Ainhoa AIZPURU

Mercosur : un accord qui dérange

Alors qu'Emmanuel Macron se félicitait la semaine dernière de la signature d’un accord historique entre l’Union européenne et les pays du Mercosur, l’opposition se mobilisait pour le dénoncer. La majorité est elle aussi divisée sur ce traité que certains jugent “dangereux” pour les agriculteurs et pour la planète.

L’accord prévoit d’abaisser les droits de douane entre l’UE et les quatre pays du Mercosur.
L’accord prévoit d’abaisser les droits de douane entre l’UE et les quatre pays du Mercosur.

Les membres du gouvernement français ont été assaillis de questions, ce jeudi 4 juillet au Sénat, par de nombreux élus qui ont manifesté leur désaccord au traité de libre-échange conclu une semaine plus tôt entre l’Union européenne (UE) et le Mercosur. Au Pays Basque, le sénateur des Pyrénées-Atlantiques Max Brisson a fermement choisi son camp en dénonçant "un mauvais accord" pour l’environnement et la planète, qui signerait par ailleurs "un nouveau plan social pour nos agriculteurs, en particulier dans les Pyrénées-Atlantiques".

Brisson n’a pas hésité à dérouler son argumentaire par le biais des réseaux sociaux. Une chose est sûre, comme un nombre non négligeable de ses collègues, le parlementaire basque s’inquiète des conséquences de l’accord commercial signé entre la commission européenne et le Mercosur qui regroupe le Brésil, l’Argentine, l’Uruguay et le Paraguay.
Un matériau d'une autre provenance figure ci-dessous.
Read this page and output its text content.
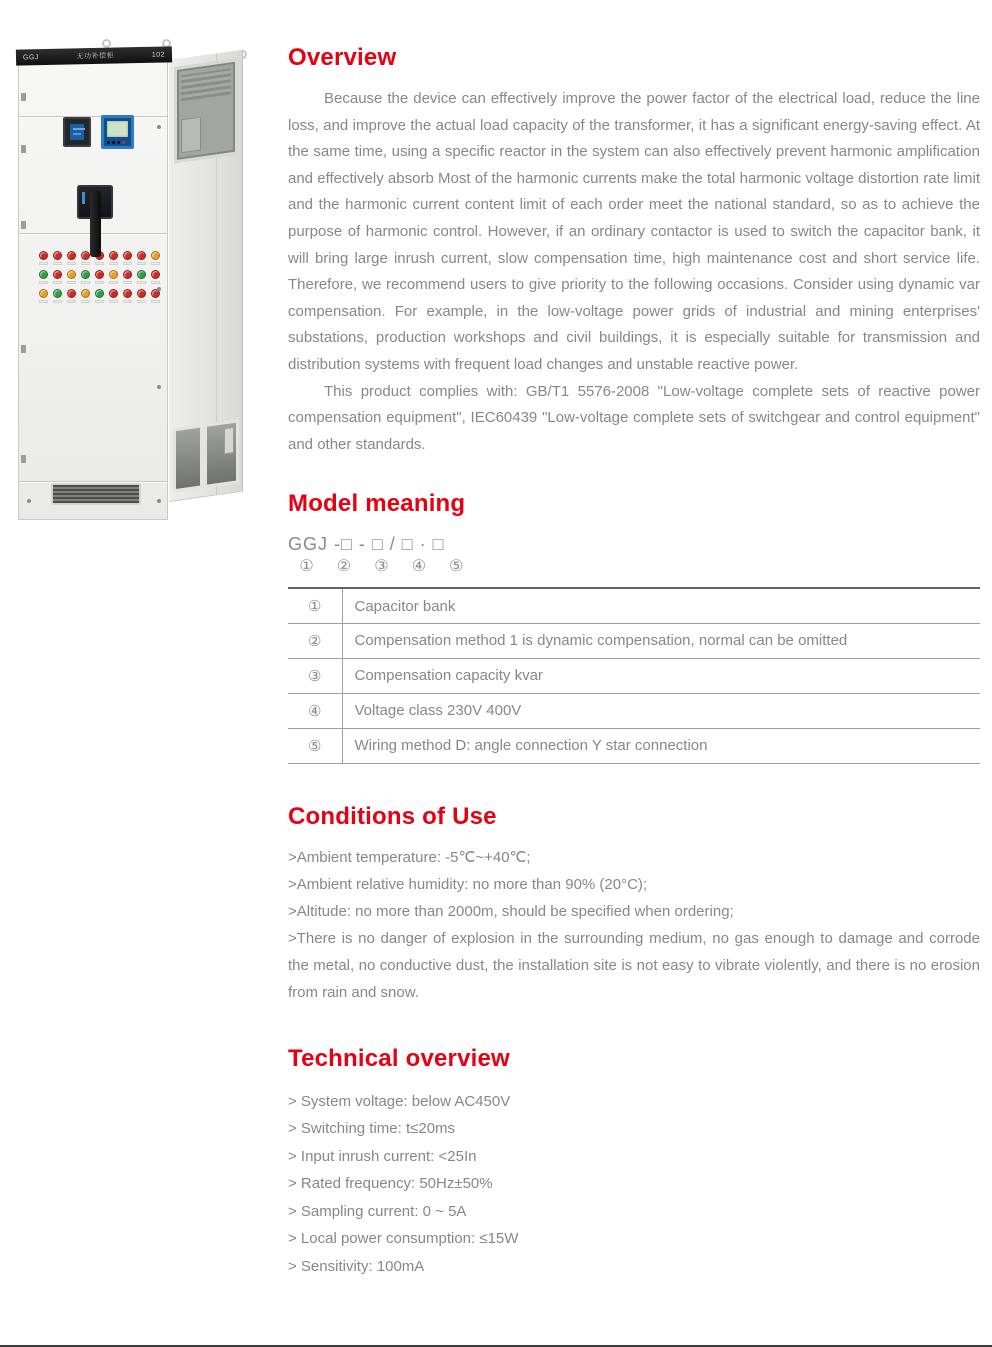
GGJ	无功补偿柜	102	Overview

Because the device can effectively improve the power factor of the electrical load, reduce the line loss, and improve the actual load capacity of the transformer, it has a significant energy-saving effect. At the same time, using a specific reactor in the system can also effectively prevent harmonic amplification and effectively absorb Most of the harmonic currents make the total harmonic voltage distortion rate limit and the harmonic current content limit of each order meet the national standard, so as to achieve the purpose of harmonic control. However, if an ordinary contactor is used to switch the capacitor bank, it will bring large inrush current, slow compensation time, high maintenance cost and short service life. Therefore, we recommend users to give priority to the following occasions. Consider using dynamic var compensation. For example, in the low-voltage power grids of industrial and mining enterprises' substations, production workshops and civil buildings, it is especially suitable for transmission and distribution systems with frequent load changes and unstable reactive power.

This product complies with: GB/T1 5576-2008 "Low-voltage complete sets of reactive power compensation equipment", IEC60439 "Low-voltage complete sets of switchgear and control equipment" and other standards.

Model meaning
GGJ -□ - □ / □ · □
① ② ③ ④ ⑤
①	Capacitor bank
②	Compensation method 1 is dynamic compensation, normal can be omitted
③	Compensation capacity kvar
④	Voltage class 230V 400V
⑤	Wiring method D: angle connection Y star connection
Conditions of Use
>Ambient temperature: -5℃~+40℃;
>Ambient relative humidity: no more than 90% (20°C);
>Altitude: no more than 2000m, should be specified when ordering;
>There is no danger of explosion in the surrounding medium, no gas enough to damage and corrode the metal, no conductive dust, the installation site is not easy to vibrate violently, and there is no erosion from rain and snow.
Technical overview
> System voltage: below AC450V
> Switching time: t≤20ms
> Input inrush current: <25In
> Rated frequency: 50Hz±50%
> Sampling current: 0 ~ 5A
> Local power consumption: ≤15W
> Sensitivity: 100mA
Dans la ligne de mire de ses opposants : la concurrence déloyale dont risquent de souffrir les agriculteurs européens. Ces derniers fustigent les quelques 99 000 tonnes de viande bovine que les pays latino-américains devraient pouvoir exporter vers l’UE sans droit de douane. Dans un tweet, Christiane Lambert, la présidente de la FNSEA, a exprimé sa colère : "Quelques semaines après l'élection européenne, inacceptable signature d'un accord Mercosur-UE qui va exposer les agriculteurs européens à une concurrence déloyale et les consommateurs à une tromperie totale !".
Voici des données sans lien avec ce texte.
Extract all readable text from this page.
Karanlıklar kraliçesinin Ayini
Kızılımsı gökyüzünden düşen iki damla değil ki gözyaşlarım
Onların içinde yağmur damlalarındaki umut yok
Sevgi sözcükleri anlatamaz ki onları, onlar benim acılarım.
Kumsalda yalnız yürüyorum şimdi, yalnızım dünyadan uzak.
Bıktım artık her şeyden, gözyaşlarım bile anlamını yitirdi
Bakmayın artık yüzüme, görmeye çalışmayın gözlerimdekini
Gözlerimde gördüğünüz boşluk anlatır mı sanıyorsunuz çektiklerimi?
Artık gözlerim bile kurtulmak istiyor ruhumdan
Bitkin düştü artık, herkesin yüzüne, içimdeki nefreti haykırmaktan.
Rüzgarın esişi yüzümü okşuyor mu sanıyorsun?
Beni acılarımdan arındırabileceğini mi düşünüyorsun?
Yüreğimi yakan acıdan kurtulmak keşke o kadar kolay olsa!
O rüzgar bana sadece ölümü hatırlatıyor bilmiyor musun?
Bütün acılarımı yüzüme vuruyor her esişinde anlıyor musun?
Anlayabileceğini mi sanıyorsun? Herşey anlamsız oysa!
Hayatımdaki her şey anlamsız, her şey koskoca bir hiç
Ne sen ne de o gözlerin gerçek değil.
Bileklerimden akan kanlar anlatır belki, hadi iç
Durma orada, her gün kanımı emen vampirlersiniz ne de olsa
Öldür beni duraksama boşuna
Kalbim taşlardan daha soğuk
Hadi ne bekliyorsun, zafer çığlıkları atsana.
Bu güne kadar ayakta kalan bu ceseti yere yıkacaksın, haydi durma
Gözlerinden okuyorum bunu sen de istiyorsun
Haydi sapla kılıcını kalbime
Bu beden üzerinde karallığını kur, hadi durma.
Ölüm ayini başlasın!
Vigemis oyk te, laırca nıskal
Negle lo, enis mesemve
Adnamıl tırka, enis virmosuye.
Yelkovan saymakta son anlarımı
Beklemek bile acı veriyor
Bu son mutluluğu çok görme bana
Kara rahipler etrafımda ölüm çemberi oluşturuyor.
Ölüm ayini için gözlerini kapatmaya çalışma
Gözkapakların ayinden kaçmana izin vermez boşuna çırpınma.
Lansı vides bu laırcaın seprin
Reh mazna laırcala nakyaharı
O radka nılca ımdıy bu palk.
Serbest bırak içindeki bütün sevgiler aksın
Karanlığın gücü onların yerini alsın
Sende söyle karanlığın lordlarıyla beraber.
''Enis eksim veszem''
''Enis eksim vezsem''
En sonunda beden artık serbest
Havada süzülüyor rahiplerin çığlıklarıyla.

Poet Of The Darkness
Un avis largement partagé par le sénateur des Pyrénées-Atlantiques qui s’inquiète pour les éleveurs bovins qui "ne pourront résister à l’arrivée sur le marché européen de 99 000 tonnes de viande bovine à bas coût" mais aussi pour la filière volaille qui "ne pourra s’en sortir alors que 43 % des poulets déjà consommés en France sont importés et que cet accord prévoit l’entrée de 180 000 tonnes supplémentaires". Pour lui, le message à faire passer est clair : "On ne peut faire sauter les dernières barrières pour nos éleveurs alors qu’il y a seulement quelques semaines les Européens ont très largement exprimé leur besoin de protection".

"Une aberration écologique et politique"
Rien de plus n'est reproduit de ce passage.